Problem: search_stat not reset when pattern differs in case #17314

chrisbra · 2025-05-14T08:05:58Z

Problem: search_stat not reset when pattern differs in case
Solution: use STRNCMP instead of MB_STRNICMP macro

There was a long standing todo comment, that using MB_STRNICMP is wrong. So let's change it to STRNCMP() instead. Even if it not handle multi-byte characters correctly, then Vim will rather recompute the search stat, instead of re-using the old (and possibly wrong) value.

fixes: #17312

Problem: search_stat not reset when pattern differs in case Solution: use STRNCMP instead of MB_STRNICMP macro There was a long standing todo comment, that using MB_STRNICMP is wrong. So let's change it to STRNCMP() instead. Even if it not handle multi-byte characters correctly, then Vim will rather recompute the search stat, instead of re-using the old (and possibly wrong) value. fixes: vim#17312 Signed-off-by: Christian Brabandt <cb@256bit.org>

girishji · 2025-05-14T09:49:20Z

@chrisbra, will this work for mb_strncmp()?

/*
 * Compare two multibyte strings up to "n" characters.
 * Case-sensitive version of mb_strnicmp().
 */
int mb_strncmp(char_u *s1, char_u *s2, size_t n)
{
    int c1, c2;
    size_t i = 0;

    while (i < n)
    {
        c1 = mb_ptr2char_adv(&s1);
        c2 = mb_ptr2char_adv(&s2);

        if (c1 != c2)
            return c1 - c2;
        if (c1 == NUL)  // end of string
            break;
        ++i;
    }
    return 0;
}

It should work for utf8 and DBCS. But, the comment says:

 * Needed for Big5, Shift-JIS and UTF-8 encoding.  Other DBCS encodings can
 * probably use strnicmp(), because there are no ASCII characters in the...
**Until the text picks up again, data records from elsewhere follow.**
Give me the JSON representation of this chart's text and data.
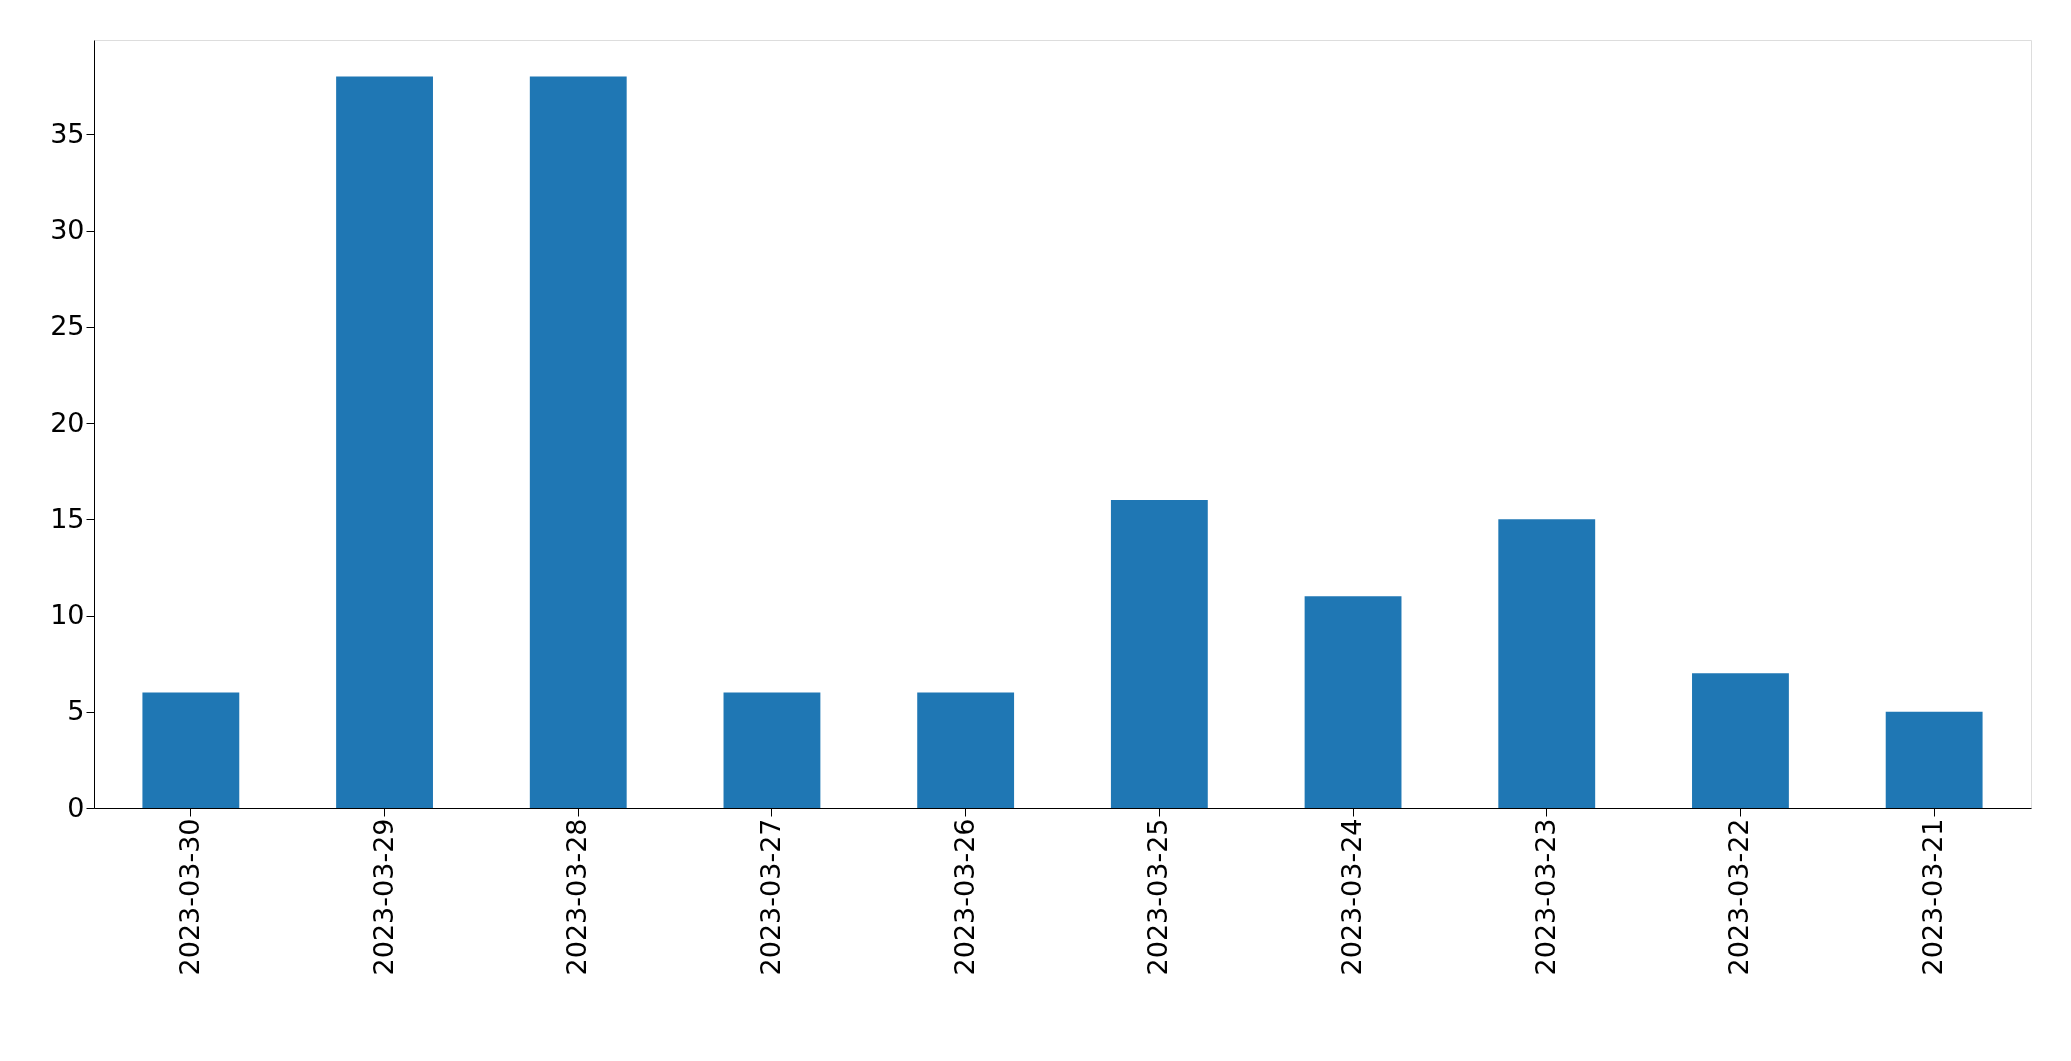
{
  "chart_data": {
    "type": "bar",
    "categories": [
      "2023-03-30",
      "2023-03-29",
      "2023-03-28",
      "2023-03-27",
      "2023-03-26",
      "2023-03-25",
      "2023-03-24",
      "2023-03-23",
      "2023-03-22",
      "2023-03-21"
    ],
    "values": [
      6,
      38,
      38,
      6,
      6,
      16,
      11,
      15,
      7,
      5
    ],
    "color": "#1f77b4",
    "ylim": [
      0,
      39.9
    ],
    "yticks": [
      0,
      5,
      10,
      15,
      20,
      25,
      30,
      35
    ],
    "grid": false
  }
}
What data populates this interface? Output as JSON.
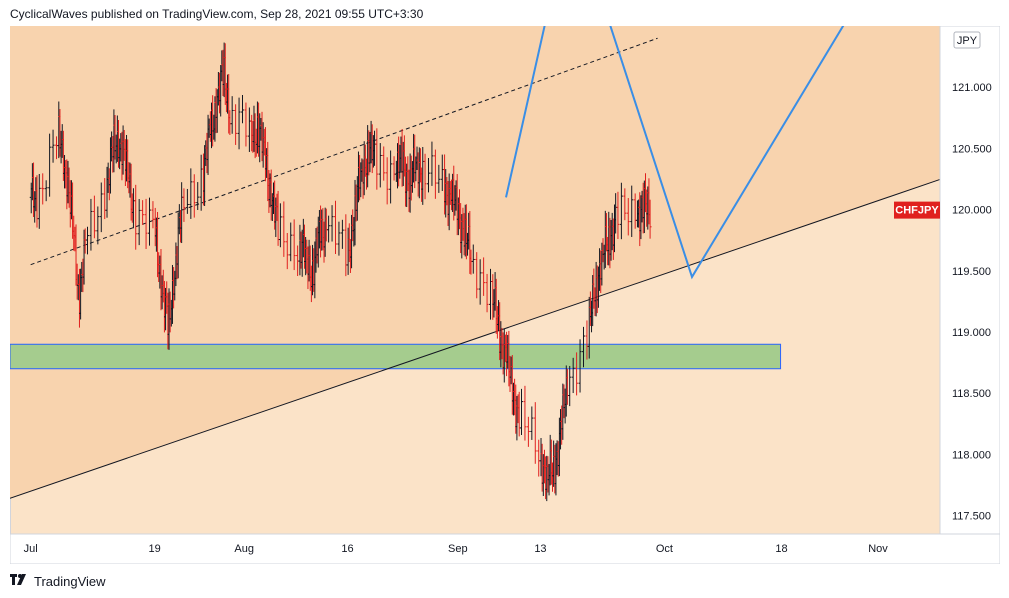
{
  "header": {
    "text": "CyclicalWaves published on TradingView.com, Sep 28, 2021 09:55 UTC+3:30"
  },
  "footer": {
    "brand": "TradingView"
  },
  "colors": {
    "upper_zone": "#f8d3ae",
    "lower_zone": "#fbe3c8",
    "support_zone": "#a5cc8e",
    "projection_line": "#3a8ee6",
    "candle_up": "#131722",
    "candle_down": "#e0201e",
    "symbol_tag_bg": "#e0201e"
  },
  "chart_data": {
    "type": "candlestick",
    "symbol": "CHFJPY",
    "currency": "JPY",
    "last_price": 120.0,
    "y_ticks": [
      "121.000",
      "120.500",
      "120.000",
      "119.500",
      "119.000",
      "118.500",
      "118.000",
      "117.500"
    ],
    "x_ticks": [
      "Jul",
      "19",
      "Aug",
      "16",
      "Sep",
      "13",
      "Oct",
      "18",
      "Nov"
    ],
    "x_tick_dates": [
      "2021-07-01",
      "2021-07-19",
      "2021-08-01",
      "2021-08-16",
      "2021-09-01",
      "2021-09-13",
      "2021-10-01",
      "2021-10-18",
      "2021-11-01"
    ],
    "ylim": [
      117.35,
      121.5
    ],
    "close_series_dates": [
      "2021-07-01",
      "2021-07-02",
      "2021-07-05",
      "2021-07-06",
      "2021-07-07",
      "2021-07-08",
      "2021-07-09",
      "2021-07-12",
      "2021-07-13",
      "2021-07-14",
      "2021-07-15",
      "2021-07-16",
      "2021-07-19",
      "2021-07-20",
      "2021-07-21",
      "2021-07-22",
      "2021-07-23",
      "2021-07-26",
      "2021-07-27",
      "2021-07-28",
      "2021-07-29",
      "2021-07-30",
      "2021-08-02",
      "2021-08-03",
      "2021-08-04",
      "2021-08-05",
      "2021-08-06",
      "2021-08-09",
      "2021-08-10",
      "2021-08-11",
      "2021-08-12",
      "2021-08-13",
      "2021-08-16",
      "2021-08-17",
      "2021-08-18",
      "2021-08-19",
      "2021-08-20",
      "2021-08-23",
      "2021-08-24",
      "2021-08-25",
      "2021-08-26",
      "2021-08-27",
      "2021-08-30",
      "2021-08-31",
      "2021-09-01",
      "2021-09-02",
      "2021-09-03",
      "2021-09-06",
      "2021-09-07",
      "2021-09-08",
      "2021-09-09",
      "2021-09-10",
      "2021-09-13",
      "2021-09-14",
      "2021-09-15",
      "2021-09-16",
      "2021-09-17",
      "2021-09-20",
      "2021-09-21",
      "2021-09-22",
      "2021-09-23",
      "2021-09-24",
      "2021-09-27",
      "2021-09-28"
    ],
    "close_series": [
      120.1,
      120.6,
      120.4,
      119.9,
      119.3,
      119.7,
      120.2,
      120.5,
      120.6,
      120.3,
      120.0,
      119.8,
      119.4,
      119.0,
      119.6,
      120.0,
      120.3,
      120.6,
      120.9,
      121.1,
      120.8,
      120.6,
      120.7,
      120.4,
      120.1,
      119.8,
      119.7,
      119.6,
      119.5,
      119.8,
      119.9,
      119.6,
      120.0,
      120.3,
      120.5,
      120.4,
      120.3,
      120.4,
      120.2,
      120.4,
      120.3,
      120.2,
      120.1,
      120.0,
      119.8,
      119.6,
      119.3,
      119.0,
      118.8,
      118.5,
      118.3,
      118.0,
      117.8,
      117.9,
      118.2,
      118.6,
      119.0,
      119.4,
      119.6,
      119.8,
      119.9,
      120.0,
      120.0,
      120.0
    ],
    "annotations": {
      "support_zone": {
        "from": 118.7,
        "to": 118.9
      },
      "ascending_trendline": {
        "start": [
          "2021-07-01",
          117.7
        ],
        "end": [
          "2021-11-05",
          120.15
        ]
      },
      "dashed_channel": {
        "start": [
          "2021-07-01",
          119.55
        ],
        "end": [
          "2021-09-30",
          121.4
        ]
      },
      "projection_path": [
        [
          "2021-09-08",
          120.1
        ],
        [
          "2021-09-14",
          121.6
        ],
        [
          "2021-09-22",
          121.7
        ],
        [
          "2021-10-05",
          119.45
        ],
        [
          "2021-10-28",
          121.6
        ]
      ]
    }
  }
}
So, the above version may not work for Big5, etc. An alternative approach is to implement a utf_strncmp() function (below), and use it in mb_strncmp() modeled after mb_strnicmp(), but without the MB_TOLOWER() step.

/*
 * Compare two UTF-8 strings up to "n" Unicode characters.
 * Case-sensitive.
 */
int utf_strncmp(char_u *s1, char_u *s2, size_t n)
{
    int c1, c2;
    size_t i = 0;

    while (i < n)
    {
        if (*s1 == NUL && *s2 == NUL)
            return 0;

        c1 = utf_ptr2char((char_u *)s1);
        c2 = utf_ptr2char((char_u *)s2);

        if (c1 != c2)
            return c1 - c2;

        s1 += utf_ptr2len(s1);
        s2 += utf_ptr2len(s2);
        ++i;
    }

    return 0;
}

chrisbra · 2025-05-14T11:37:31Z

Makes sense. I'll include your version then

zeertzjq · 2025-05-14T23:07:19Z

I'm confused. How does STRNCMP() not handle multi-byte correctly and why is utf_strncmp() needed? And using this utf_strncmp() here is wrong, as lastpatlen is the number of bytes, not the number of characters.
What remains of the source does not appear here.